Stewart is obsessive about cutting, dressmaking, and hand embroidery, and he’s fully invested in the process – not just creatively, but technically. And it shows. In his exquisite draping of jersey and velvet. In the signature beading technique he has developed and integrated in multiple ways to create both structure and surface embellishment. And in tailoring so fluid and body-enhancing it looks almost otherworldly.

The women of Standing Ground could be aliens, or Celtic goddesses. For the finale, Stewart presented a full white wedding dress made entirely from Carrickmacross lace, crafted in Ireland and worn barefoot by Kristen McMenamy. By choosing this particular lace, he celebrated Ireland’s heritage of craftsmanship and brought it onto the Paris stage where, in his view, it has always belonged. The women of County Monaghan – the handful of specialists who still preserve the technique – spent 4,000 hours creating this masterpiece.

Here is the leader of couture’s new guard.

Collage by Edward Kanarecki.
Don’t forget to follow Design & Culture by Ed on Instagram.

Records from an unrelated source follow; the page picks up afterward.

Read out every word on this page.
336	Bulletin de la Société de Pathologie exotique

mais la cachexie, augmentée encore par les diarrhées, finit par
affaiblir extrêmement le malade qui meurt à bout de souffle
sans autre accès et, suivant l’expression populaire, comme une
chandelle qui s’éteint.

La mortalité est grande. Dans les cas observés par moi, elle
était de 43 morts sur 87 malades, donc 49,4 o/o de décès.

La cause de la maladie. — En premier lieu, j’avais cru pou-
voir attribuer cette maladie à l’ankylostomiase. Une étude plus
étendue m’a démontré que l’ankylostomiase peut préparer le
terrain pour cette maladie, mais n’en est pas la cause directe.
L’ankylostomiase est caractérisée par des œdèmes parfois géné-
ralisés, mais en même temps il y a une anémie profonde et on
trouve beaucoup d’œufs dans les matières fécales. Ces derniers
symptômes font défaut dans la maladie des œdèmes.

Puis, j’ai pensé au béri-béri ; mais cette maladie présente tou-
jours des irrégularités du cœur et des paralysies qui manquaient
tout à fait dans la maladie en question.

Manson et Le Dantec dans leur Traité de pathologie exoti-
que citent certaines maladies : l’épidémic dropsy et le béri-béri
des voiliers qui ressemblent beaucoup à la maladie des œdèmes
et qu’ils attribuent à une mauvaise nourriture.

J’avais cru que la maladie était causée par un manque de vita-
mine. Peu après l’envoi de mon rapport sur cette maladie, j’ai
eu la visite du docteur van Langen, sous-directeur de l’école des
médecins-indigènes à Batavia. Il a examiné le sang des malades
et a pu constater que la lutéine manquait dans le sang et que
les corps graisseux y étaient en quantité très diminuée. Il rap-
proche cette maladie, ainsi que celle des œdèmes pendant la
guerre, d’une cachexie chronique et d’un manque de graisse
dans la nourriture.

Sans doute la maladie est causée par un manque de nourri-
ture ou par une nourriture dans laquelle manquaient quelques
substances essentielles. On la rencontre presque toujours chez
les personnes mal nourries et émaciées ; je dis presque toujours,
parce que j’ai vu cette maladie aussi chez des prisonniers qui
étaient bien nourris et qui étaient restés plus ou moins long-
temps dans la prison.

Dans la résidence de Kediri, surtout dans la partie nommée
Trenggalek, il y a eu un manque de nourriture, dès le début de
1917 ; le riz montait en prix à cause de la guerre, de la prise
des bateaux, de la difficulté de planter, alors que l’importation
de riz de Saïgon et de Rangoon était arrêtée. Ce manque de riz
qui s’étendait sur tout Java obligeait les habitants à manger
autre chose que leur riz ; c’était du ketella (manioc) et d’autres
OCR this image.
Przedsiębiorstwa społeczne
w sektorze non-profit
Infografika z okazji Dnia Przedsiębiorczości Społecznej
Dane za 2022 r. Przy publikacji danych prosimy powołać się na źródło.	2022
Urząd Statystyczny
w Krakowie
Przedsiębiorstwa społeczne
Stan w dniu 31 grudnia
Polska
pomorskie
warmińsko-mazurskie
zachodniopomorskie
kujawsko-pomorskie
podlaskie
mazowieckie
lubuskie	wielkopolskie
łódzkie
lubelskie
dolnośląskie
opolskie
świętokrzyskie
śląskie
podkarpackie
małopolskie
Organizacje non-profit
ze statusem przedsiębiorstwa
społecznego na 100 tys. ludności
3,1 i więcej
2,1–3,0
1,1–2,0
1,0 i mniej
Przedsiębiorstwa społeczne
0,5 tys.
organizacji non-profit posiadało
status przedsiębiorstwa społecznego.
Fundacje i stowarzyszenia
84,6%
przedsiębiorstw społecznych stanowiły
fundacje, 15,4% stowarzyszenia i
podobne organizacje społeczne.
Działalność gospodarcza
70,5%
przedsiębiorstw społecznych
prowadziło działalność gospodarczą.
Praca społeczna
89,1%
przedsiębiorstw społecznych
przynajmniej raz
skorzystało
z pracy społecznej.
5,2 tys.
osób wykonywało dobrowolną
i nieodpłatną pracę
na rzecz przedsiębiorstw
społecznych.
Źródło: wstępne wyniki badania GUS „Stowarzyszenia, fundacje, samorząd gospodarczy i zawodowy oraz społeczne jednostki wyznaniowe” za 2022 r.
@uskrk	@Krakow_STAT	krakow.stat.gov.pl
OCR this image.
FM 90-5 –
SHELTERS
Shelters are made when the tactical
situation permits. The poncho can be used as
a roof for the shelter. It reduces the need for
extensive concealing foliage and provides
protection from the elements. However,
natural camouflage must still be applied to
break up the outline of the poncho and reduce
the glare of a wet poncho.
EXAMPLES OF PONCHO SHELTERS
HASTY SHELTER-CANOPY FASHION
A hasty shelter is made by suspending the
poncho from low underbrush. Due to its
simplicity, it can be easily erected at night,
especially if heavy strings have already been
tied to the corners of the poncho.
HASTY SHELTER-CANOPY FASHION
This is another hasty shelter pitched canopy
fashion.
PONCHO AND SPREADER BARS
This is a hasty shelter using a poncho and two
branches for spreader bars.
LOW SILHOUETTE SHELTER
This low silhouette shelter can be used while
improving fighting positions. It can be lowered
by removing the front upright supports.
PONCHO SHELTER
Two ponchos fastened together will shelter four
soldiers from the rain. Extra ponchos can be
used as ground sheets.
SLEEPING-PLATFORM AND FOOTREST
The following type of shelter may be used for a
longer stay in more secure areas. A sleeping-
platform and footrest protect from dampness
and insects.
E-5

Hey, did you know about my newsletter – Ed’s Dispatch? Click here to subscribe.

Drag. Schiaparelli AW26

There comes a moment when even the greatest magician has no more rabbits left to pull out of the hat. Daniel Roseberry‘s Schiaparelli haute couture is increasingly turning into drag – exquisitely engineered drag, granted – but it no longer has the same effect. Dressing a woman as a latex octopus in 2026 feels more gimmicky than groundbreaking. Putting her in yet another hyper-cinched jacket or a skin-tight, body-moulded bustier (really, how many more McQueen echoes can we take?) feels equally tired. Then comes a pink explosion of hand-applied feathers, perhaps meant to evoke a sea urchin. I just can’t shake the feeling that Schiaparelli deserves to aspire to something more profound than this.

Collage by Edward Kanarecki.
Don’t forget to follow Design & Culture by Ed on Instagram.

Hey, did you know about my newsletter – Ed’s Dispatch? Click here to subscribe.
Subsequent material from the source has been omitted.